Ce qui nécessitait un préambule explicatif de la part du procureur Miansoni, sur les enjeux de cette nouvelle compétence, « Mayotte devient terre d’expérimentation, et nous sommes les premiers en France à former sur cette nouvelle loi Asile », soulignait-il, et de la part du sénateur Thani Mohamed Soilihi, pour que chacun s’approprie le cheminement de cette loi. Ils étaient une centaine à assister à cette formation proposée par le Centre National de la Fonction Publique Territoriale.

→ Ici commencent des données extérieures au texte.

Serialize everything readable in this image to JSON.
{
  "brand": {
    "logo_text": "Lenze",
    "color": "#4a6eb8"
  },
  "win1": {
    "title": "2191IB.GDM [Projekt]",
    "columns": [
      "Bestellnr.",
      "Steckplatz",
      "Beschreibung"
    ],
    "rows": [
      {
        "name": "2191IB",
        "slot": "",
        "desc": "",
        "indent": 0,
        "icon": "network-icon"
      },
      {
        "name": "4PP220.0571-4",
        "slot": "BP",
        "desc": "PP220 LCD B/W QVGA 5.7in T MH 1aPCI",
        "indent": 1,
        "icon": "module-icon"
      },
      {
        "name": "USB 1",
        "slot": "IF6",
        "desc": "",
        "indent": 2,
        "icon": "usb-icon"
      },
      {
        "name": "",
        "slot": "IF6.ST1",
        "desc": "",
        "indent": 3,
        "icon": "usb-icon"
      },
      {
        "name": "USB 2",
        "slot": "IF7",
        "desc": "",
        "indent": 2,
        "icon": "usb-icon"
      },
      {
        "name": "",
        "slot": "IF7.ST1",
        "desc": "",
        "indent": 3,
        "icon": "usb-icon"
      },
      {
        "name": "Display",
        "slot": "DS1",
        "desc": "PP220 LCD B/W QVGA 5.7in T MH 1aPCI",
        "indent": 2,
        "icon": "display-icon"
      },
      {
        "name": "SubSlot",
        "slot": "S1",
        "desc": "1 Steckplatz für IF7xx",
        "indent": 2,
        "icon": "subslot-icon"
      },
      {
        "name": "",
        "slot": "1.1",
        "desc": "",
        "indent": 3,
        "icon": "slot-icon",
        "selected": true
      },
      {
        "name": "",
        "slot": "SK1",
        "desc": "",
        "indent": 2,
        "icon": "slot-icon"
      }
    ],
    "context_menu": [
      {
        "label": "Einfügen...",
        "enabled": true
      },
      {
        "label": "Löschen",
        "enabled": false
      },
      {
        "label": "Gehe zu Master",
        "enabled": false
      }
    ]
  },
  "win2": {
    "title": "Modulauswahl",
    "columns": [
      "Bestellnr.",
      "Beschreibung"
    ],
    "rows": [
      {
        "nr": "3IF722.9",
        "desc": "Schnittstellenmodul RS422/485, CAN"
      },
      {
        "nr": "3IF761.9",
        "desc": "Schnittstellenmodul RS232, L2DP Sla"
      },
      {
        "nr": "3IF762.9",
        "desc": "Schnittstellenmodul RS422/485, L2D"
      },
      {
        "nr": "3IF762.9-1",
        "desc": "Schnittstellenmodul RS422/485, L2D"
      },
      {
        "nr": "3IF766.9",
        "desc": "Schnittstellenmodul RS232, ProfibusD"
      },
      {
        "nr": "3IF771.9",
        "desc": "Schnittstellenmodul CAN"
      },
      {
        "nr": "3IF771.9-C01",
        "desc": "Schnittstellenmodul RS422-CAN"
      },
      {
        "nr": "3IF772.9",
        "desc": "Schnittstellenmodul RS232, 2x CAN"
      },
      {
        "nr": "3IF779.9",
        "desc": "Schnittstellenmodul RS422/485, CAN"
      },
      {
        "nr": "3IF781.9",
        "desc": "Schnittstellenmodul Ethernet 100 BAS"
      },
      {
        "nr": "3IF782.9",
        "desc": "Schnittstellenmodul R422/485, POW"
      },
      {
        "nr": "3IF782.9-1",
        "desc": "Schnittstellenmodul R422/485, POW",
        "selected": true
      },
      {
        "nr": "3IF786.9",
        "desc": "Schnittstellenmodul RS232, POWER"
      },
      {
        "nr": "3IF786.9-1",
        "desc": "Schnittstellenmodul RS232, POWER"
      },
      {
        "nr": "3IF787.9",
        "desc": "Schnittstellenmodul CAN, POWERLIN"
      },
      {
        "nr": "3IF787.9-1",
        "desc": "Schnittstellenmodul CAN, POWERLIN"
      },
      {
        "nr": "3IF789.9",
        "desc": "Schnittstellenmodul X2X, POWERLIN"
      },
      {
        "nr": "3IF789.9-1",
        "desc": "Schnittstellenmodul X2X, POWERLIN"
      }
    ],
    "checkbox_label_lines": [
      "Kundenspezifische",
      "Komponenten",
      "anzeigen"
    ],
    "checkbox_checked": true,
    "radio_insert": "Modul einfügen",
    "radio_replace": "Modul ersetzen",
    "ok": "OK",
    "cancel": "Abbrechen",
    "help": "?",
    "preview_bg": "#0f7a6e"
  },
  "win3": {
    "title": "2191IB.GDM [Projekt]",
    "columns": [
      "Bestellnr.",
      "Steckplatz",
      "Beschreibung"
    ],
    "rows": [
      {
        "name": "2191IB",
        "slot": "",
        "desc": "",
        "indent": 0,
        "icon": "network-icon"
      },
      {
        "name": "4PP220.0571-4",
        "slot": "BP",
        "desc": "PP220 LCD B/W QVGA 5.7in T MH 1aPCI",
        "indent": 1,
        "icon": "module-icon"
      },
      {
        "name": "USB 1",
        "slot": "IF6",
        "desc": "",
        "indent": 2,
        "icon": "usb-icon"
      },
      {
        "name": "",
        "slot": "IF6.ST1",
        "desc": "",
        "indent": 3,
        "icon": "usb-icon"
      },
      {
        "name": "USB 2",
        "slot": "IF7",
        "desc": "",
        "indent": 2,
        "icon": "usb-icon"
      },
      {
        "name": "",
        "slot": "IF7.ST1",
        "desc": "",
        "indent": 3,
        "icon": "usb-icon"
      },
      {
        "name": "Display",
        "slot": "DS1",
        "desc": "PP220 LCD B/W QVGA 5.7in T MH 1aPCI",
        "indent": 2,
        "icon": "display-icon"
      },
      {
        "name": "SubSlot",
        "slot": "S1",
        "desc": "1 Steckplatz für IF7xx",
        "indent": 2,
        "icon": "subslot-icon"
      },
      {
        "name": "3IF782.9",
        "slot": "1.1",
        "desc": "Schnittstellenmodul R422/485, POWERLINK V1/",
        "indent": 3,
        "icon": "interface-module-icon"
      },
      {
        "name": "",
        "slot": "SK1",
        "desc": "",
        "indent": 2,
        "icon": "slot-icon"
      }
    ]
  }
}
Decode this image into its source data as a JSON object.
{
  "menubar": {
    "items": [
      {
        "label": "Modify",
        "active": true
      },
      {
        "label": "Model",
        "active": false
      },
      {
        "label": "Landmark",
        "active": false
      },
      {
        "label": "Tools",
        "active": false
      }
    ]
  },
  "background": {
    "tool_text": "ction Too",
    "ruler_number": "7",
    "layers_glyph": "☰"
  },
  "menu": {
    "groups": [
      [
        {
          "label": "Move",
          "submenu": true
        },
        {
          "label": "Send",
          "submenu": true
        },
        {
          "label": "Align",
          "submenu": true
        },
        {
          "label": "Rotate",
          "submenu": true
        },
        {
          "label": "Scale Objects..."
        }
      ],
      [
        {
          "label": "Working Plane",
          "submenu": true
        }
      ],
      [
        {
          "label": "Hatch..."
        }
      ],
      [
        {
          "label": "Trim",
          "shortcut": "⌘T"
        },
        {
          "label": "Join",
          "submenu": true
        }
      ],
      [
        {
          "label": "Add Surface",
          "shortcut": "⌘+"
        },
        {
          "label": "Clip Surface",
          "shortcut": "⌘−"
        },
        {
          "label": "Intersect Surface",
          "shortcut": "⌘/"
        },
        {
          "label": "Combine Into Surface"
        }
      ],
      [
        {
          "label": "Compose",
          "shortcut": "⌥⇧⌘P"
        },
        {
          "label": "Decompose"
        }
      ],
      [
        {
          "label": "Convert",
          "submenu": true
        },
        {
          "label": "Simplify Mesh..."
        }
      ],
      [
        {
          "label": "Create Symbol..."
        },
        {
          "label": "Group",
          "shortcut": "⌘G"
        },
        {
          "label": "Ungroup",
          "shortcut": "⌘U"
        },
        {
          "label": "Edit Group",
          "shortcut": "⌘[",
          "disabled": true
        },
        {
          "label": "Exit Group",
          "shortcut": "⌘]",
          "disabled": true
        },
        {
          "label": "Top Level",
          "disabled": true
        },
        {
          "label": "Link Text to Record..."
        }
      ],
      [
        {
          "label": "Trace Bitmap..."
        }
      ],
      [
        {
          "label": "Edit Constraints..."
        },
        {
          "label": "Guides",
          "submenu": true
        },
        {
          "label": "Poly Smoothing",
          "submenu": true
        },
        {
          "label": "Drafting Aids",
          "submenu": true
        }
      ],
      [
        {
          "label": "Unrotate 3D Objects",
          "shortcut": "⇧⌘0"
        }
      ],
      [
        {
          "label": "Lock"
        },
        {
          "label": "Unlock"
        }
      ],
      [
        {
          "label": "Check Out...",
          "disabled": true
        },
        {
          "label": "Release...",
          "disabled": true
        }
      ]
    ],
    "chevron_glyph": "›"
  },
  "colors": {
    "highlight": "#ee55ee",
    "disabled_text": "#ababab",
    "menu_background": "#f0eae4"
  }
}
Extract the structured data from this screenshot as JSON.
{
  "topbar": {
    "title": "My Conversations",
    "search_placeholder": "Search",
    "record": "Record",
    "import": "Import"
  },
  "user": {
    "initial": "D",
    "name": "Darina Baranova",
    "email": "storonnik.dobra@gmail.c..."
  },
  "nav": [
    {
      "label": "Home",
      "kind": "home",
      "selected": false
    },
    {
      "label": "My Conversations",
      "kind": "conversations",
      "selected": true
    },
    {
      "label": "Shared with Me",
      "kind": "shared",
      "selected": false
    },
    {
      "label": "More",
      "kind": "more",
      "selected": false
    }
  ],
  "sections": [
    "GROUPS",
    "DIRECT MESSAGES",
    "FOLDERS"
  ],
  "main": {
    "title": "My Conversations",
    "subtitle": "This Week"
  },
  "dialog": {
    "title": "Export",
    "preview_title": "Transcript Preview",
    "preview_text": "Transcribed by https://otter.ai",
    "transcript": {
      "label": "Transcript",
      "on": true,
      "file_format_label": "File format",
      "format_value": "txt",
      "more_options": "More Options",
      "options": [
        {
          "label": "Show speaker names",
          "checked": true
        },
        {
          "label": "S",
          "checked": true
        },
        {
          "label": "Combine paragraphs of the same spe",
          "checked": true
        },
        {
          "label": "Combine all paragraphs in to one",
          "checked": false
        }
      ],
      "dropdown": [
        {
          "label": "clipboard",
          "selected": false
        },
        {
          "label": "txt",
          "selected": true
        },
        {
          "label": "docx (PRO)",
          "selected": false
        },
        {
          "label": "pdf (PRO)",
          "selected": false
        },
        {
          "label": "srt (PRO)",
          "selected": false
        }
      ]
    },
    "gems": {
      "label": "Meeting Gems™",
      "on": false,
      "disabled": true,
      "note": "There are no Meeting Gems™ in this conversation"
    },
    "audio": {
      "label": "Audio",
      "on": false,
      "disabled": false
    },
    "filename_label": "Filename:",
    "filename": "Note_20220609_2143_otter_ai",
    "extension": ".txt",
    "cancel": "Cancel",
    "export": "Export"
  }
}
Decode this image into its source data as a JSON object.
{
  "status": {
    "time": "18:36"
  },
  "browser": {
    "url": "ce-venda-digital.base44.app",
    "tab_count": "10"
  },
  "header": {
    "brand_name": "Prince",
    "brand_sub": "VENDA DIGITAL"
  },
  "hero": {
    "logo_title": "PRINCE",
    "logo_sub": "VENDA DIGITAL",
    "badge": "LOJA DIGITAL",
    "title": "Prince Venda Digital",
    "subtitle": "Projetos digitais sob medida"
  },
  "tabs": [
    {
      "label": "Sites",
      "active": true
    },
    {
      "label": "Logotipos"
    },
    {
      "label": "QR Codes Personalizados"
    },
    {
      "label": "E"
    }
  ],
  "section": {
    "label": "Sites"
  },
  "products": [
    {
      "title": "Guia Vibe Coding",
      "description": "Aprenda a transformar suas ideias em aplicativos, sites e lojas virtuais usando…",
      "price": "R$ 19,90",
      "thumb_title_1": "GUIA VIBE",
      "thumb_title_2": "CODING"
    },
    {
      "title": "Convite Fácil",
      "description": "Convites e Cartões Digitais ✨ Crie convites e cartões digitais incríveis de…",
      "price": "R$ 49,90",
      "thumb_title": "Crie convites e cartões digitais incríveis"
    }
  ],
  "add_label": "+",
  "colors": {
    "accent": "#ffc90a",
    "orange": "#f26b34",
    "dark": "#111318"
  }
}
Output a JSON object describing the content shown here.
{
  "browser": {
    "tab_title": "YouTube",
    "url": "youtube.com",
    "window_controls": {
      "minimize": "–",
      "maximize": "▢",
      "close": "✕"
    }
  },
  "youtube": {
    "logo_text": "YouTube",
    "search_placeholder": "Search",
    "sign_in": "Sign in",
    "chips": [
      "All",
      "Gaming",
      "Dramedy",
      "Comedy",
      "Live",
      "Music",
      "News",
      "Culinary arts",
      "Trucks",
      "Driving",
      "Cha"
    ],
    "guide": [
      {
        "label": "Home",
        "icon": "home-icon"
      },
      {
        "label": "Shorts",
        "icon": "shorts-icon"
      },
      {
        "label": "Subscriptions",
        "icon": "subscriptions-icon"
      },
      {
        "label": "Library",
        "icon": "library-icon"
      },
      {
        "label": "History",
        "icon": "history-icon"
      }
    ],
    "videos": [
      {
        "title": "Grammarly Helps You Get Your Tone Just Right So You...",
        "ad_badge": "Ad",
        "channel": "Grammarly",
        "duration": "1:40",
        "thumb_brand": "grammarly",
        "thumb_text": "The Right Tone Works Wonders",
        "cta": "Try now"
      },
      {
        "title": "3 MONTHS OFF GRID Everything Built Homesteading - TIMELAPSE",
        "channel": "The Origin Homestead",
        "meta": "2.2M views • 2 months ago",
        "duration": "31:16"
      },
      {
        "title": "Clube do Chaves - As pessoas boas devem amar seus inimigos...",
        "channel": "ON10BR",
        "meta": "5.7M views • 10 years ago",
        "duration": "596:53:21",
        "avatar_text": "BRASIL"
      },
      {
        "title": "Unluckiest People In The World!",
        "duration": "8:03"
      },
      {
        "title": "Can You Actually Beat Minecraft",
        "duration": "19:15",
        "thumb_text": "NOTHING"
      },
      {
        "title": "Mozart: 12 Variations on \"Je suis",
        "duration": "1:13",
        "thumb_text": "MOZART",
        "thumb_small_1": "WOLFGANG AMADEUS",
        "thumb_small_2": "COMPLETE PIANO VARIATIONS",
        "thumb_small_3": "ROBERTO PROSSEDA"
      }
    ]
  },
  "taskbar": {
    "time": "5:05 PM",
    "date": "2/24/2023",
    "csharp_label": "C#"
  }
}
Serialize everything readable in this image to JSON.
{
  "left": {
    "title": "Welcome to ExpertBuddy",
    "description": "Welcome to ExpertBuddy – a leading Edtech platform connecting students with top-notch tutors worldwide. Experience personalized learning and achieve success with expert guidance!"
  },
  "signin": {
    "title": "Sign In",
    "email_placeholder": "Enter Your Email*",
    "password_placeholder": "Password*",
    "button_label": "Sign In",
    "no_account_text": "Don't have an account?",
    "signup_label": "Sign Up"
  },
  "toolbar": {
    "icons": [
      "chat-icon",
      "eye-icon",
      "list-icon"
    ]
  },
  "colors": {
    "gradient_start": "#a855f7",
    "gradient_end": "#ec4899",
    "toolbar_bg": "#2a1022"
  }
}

Depuis le 1er mars, les parents des enfants qui naissent à Mayotte doivent se soucier de remplir ces conditions, pour pouvoir fournir les papiers adéquats dans leur mairie. Une loi qui nécessitait de coucher sur le papier des explications pratiques, ce qui fut fait, « une circulaire publiée par le ministère de la Justice nous donne le cadre », expliquait Camille Miansoni, notamment la liste des pièces justificatives. Face au risque de mauvaise volonté sur l’apposition de la mention, il appelait chacun à la rigueur, « sur un sujet sensible et passionnel », pour ne pas prononcer de décisions « à la tête du client », et pour ne faire qu’ « appliquer la loi pour être crédible ».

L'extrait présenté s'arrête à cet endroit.